Van ziekte en geloof
door A.L. Schneiders
Lourdes, voor zover de naam ooit iets in mij had opgewekt, was het een vluchtig maar intens gevoel van verveling. Ziekte en geloof, wat doet men ermee, laat staan eraan. Dat ik er toch ben terecht gekomen is dan ook min of meer aan het toeval te wijten. De stad lag ongeveer op onze route en bovendien willen de richtingborden binnen een straal van ruim vijftig kilometer niets anders meer aanwijzen, zodat het een zekere inspanning had gekost de stad mis te rijden.

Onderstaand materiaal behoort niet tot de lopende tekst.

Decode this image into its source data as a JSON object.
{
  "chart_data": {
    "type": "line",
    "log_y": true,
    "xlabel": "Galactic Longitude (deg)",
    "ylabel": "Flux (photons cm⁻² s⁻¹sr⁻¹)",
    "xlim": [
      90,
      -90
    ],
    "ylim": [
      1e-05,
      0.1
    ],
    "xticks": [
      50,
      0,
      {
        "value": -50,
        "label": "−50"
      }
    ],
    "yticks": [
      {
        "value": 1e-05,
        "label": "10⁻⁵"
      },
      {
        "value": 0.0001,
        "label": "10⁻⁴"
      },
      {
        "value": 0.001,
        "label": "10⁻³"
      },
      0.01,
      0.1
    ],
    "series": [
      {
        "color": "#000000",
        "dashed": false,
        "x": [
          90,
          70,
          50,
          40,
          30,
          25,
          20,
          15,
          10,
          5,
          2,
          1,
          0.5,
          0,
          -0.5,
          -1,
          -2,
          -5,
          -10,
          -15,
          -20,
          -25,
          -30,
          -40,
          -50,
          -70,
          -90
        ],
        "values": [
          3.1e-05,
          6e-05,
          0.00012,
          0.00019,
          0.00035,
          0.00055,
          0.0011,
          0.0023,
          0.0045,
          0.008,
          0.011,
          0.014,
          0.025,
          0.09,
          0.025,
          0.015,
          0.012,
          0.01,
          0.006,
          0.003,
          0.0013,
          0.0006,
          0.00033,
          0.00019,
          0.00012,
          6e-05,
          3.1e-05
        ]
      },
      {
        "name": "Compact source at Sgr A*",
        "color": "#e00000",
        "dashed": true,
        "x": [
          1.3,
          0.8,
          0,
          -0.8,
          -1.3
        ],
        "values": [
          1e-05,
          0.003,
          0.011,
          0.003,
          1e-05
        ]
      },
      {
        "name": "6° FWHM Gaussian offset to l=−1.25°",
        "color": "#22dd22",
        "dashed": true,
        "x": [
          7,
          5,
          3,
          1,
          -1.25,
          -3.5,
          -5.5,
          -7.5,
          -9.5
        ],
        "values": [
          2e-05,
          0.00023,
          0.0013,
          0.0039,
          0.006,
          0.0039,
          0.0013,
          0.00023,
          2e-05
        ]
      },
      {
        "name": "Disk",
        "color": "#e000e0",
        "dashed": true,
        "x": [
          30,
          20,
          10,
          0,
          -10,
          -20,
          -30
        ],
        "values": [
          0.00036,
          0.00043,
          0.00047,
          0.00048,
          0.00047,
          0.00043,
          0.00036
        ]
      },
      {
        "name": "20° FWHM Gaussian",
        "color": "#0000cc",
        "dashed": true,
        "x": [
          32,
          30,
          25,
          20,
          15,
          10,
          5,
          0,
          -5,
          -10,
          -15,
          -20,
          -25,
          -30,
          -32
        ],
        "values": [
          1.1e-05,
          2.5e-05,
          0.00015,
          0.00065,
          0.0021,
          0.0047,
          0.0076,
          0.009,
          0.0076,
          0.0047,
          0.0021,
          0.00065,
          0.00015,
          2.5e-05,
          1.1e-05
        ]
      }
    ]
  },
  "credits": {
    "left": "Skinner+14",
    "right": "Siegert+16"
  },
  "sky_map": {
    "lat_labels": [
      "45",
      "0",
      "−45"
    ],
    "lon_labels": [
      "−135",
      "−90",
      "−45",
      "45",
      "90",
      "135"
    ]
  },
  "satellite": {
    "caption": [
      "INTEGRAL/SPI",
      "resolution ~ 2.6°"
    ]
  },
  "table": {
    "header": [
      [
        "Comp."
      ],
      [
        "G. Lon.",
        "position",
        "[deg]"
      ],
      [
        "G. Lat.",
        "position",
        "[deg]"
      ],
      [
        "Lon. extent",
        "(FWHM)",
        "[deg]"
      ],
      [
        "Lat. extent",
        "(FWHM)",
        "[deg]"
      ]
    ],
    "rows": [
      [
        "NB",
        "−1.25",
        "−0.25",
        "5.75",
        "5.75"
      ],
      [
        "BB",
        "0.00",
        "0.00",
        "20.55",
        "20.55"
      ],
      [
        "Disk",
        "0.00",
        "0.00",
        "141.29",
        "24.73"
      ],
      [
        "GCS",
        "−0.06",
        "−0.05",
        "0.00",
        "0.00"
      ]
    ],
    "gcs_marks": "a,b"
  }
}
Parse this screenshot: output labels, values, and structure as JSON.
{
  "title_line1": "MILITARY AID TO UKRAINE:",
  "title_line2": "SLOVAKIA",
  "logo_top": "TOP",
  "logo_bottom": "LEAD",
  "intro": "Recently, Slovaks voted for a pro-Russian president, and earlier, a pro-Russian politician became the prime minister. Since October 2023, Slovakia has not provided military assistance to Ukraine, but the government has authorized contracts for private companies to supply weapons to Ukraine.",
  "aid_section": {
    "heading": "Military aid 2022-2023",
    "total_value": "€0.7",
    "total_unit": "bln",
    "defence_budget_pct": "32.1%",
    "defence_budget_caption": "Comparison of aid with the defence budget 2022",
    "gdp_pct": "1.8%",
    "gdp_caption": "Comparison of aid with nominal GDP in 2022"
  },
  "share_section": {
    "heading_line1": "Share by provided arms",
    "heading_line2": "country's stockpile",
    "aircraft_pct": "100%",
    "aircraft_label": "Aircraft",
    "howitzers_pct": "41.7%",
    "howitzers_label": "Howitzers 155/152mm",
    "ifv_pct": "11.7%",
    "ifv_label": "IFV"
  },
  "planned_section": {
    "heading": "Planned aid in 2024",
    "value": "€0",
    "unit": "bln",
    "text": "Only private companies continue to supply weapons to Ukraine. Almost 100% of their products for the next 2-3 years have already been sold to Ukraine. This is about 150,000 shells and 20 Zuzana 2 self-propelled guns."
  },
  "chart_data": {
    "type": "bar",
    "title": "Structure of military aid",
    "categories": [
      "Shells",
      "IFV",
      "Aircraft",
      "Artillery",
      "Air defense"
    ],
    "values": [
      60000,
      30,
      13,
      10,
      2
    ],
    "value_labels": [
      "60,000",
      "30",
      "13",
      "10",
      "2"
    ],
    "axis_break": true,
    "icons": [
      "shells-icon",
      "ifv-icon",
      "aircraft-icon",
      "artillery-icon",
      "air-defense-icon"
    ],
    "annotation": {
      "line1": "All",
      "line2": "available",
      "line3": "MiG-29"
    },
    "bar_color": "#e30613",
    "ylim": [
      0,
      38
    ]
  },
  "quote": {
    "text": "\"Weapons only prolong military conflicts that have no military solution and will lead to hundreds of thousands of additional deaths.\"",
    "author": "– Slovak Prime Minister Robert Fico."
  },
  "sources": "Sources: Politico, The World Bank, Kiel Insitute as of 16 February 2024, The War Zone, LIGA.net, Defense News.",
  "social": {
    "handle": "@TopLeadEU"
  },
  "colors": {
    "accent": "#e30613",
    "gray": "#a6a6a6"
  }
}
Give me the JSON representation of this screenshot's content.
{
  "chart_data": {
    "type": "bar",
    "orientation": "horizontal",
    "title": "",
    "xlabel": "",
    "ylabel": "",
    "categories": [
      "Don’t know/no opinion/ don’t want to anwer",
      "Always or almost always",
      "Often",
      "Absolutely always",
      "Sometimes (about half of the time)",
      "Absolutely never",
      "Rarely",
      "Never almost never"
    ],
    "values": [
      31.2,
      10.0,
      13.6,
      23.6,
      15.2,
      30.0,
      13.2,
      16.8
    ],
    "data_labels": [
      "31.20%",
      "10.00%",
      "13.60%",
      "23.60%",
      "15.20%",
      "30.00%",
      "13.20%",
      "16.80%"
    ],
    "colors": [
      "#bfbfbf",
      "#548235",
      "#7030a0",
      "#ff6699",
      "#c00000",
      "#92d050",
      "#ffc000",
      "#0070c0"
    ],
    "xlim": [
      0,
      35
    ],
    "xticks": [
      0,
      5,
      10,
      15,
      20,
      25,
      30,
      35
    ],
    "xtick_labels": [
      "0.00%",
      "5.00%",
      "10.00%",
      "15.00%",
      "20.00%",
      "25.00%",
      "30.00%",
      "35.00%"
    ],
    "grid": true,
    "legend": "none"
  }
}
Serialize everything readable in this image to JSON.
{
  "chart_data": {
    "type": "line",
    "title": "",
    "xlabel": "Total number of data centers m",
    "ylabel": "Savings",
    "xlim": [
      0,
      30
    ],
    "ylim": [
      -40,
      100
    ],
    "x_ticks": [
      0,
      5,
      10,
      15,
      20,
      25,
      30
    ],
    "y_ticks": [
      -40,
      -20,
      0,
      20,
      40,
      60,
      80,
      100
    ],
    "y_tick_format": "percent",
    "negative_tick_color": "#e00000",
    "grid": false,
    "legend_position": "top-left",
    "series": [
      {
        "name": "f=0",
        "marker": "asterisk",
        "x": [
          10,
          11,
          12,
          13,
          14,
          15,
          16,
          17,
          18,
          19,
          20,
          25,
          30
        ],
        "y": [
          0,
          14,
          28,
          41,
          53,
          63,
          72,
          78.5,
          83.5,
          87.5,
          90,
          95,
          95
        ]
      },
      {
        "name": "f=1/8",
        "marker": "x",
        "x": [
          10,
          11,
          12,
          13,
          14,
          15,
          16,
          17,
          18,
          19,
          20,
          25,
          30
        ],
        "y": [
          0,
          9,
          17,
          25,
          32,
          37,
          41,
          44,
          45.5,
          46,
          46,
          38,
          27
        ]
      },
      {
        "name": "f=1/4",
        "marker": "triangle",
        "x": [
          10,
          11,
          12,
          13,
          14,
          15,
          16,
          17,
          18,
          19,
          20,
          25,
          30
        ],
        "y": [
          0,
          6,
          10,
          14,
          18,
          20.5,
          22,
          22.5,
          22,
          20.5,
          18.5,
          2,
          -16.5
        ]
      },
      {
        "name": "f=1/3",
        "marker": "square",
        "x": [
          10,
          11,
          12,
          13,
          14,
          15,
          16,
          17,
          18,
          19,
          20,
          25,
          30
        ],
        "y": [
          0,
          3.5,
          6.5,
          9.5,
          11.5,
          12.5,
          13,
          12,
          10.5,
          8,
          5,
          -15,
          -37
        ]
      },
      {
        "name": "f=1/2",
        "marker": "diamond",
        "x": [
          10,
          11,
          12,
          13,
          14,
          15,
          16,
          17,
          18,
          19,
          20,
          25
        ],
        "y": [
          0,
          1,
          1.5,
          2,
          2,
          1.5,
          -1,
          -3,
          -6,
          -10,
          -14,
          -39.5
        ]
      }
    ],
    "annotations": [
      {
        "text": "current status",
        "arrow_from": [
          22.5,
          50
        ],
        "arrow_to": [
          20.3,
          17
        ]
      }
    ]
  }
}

Zo kwamen wij er dan aan, langs een spoor van tentenkampen en prijsverhogingen. De eerste indruk viel nogal mee, een welvarend kurort aan de voet van de Pyreneeën, met nogal wat kans op neerslag. Ook de plaatselijke bevolking gedraagt zich geheel volgens bekende regels, zij het dat ik mij niet aan de indruk kon onttrekken dat men er, ook naar franse maatstaven, nog iets humeuriger is dan elders. Maar in de lange propvolle winkelstraat die tenslotte naar de Grot voert is het al katholiek leven dat er bruist. De etalages puilen uit van heilige voorstellingen, uitgevoerd in gips of metaal, of geschilderd op lampekappen, schelpjes, theebussen, glazen knikkers, kortom alle rommel waar het maar even op kan en die zo gekoesterd wordt van Sicilië tot Moerdijk. Nergens ook heb ik zulke enorme kaarsen te koop gezien, boomstammetjes van 2000 francs per stuk.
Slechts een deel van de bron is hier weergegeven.